After his national service, Bruce trained at the Croydon School of Art and the Royal College of Art, thereafter teaching at various colleges in the UK, and exhibited widely as a painter himself. He was eventually elected to the Royal Hibernian Academy, in 2005. In this, and his approach to teaching, he was a figure who bridged the two former rival worlds or academic and modernist art.
Stanley has spent the past several months curating a semi-retrospective of Bruce’s work for the Origin Gallery in Dublin. He painted portraits, still lifes, landscapes that evoke Dublin, West Cork, and the Mediterranean; seascape, interiors and more abstract works.

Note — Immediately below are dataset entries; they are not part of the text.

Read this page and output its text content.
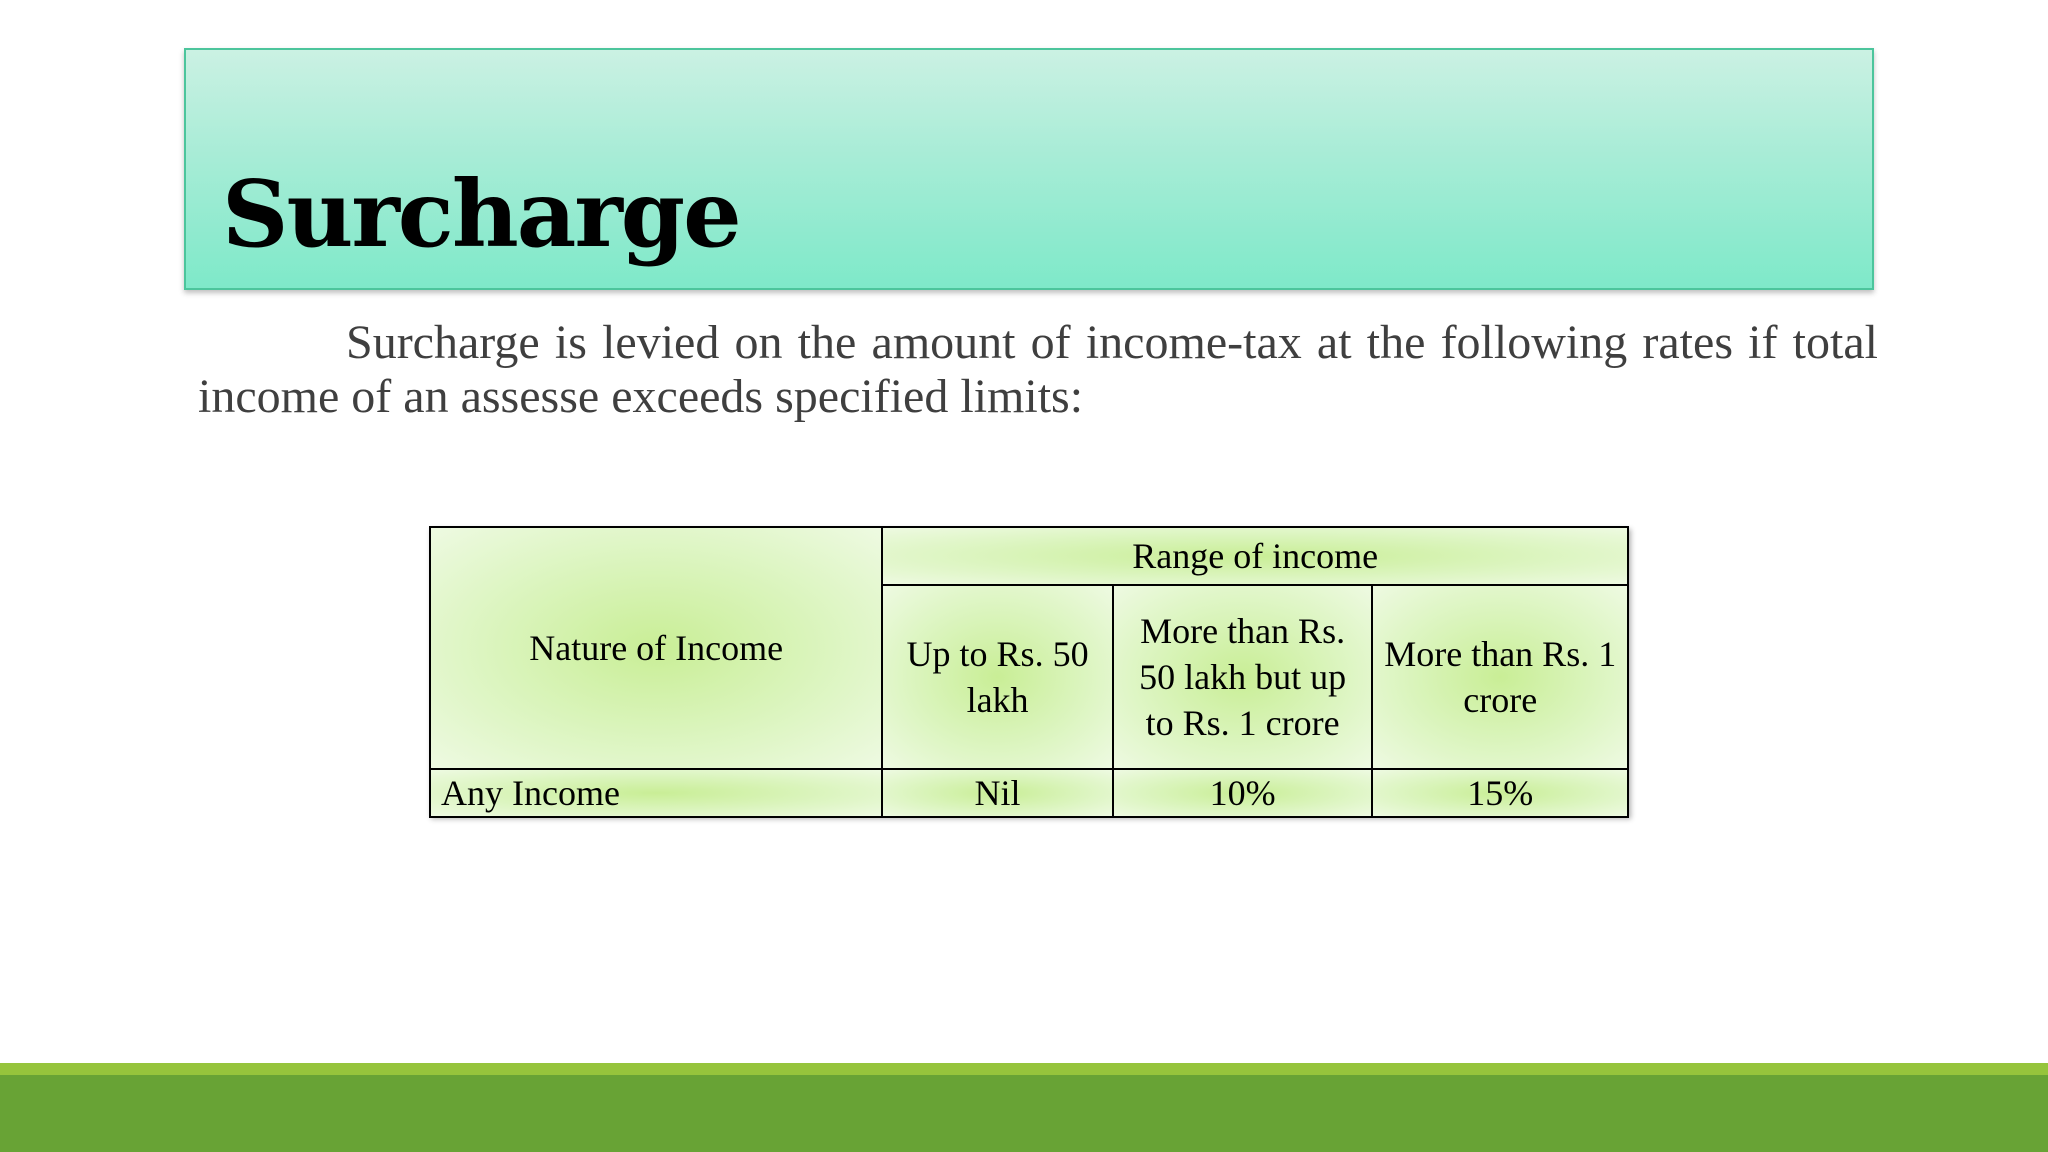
Surcharge

Surcharge is levied on the amount of income-tax at the following rates if total income of an assesse exceeds specified limits:

Nature of Income	Range of income		
	Up to Rs. 50 lakh	More than Rs. 50 lakh but up to Rs. 1 crore	More than Rs. 1 crore
Any Income	Nil	10%	15%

The selection covers all the periods of his work, says Stanley. “In England, when he thought at Canterbury, he painted abstract works. When he came over here got into landscapes. Most of those are in collections, so I’ve emphasised the other side, architectural and interior works.”
Bruce might be best remembered, as Stanley says, as a good teacher and administrator. But the work shows he was a fine painter in his own right. “He gave a lot, I think,” says Stanley. “His painting suffered a little bit because of that. He didn’t exhibit all that much, but he kept it up.”
Stanley and Bruce were a high- profile couple in Dublin’s arts scene. They settled in Sandymount, fully embracing their lives here, supporting young artists, and various ventures, including a fine art programme for NCAD. Yet a long-term stay was not the plan originally.
“We said we’d give it five years,” says Stanley. “But we’ve got interwoven into the arts here. We saw the job advertised when he was teaching at Canterbury. Margaret Thatcher was minister for education then and she was tightening up on anything to do with arts. There seemed to be a positive move here, to open the arts scene. That’s why he was employed.”
Stanley herself had been to Ireland long before that, exhibiting in the late 1960s.
“That was my first taste of Ireland,” she says, “and I was happy to come back and get stuck into the landscapes. That was the main basis of my work here. We had a house in West Cork in Schull. A great place, fantastic landscape. We got a lot of work out of going down there.”